Sebastian Barry and Abi Daré: This week’s best new fiction


From Sebastian Barry’s splendidly old-fashioned A Thousand Moons to an ultimately uplifting debut from Abi Daré, this week’s best new fiction

A Thousand Moons

Sebastian Barry                                                                                           Faber £18.99

Set in rural Tennessee in the period after the Civil War, A Thousand Moons is a strange and beautiful story, narrated by a young Native American girl who has been adopted by two Irishmen who are openly living together, and whose tale Barry told in Days Without End

If elements in the novel strain credulity, he’s a good enough storyteller to keep his rickety Wild West wagon rolling. 
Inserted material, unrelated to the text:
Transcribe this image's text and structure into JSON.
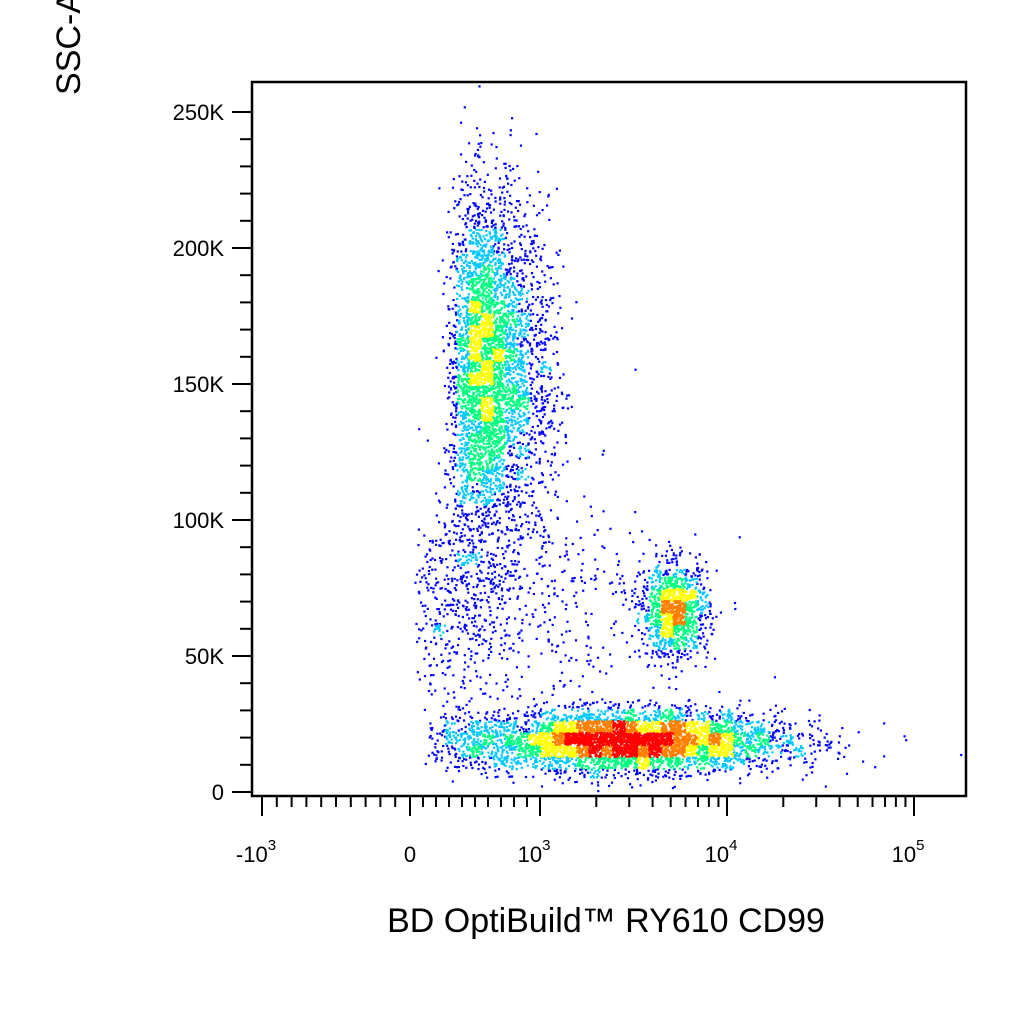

The result is a splendidly old-fashioned yarn, shot through with fine phrases and graced by a high-spirited young heroine whose brushes with death have the spine tingling nicely.

Max Davidson

 

The Girl With The Louding Voice

Abi Daré                                                                                                      Sceptre £12.99

Adunni is a 14-year-old girl from a rural village in Nigeria where old traditions continue to hold sway in a deeply patriarchal society. 

Dreaming of an education and a better life, she is instead sold by her father to an abusive old man, whose third wife she’s to be. She escapes, only to find herself enslaved to a wealthy family in Lagos. 

Narrated by Adunni herself in a brilliantly sustained broken English, this ultimately uplifting debut novel shines a penetrating light on the barbaric practices of child labour and child marriage.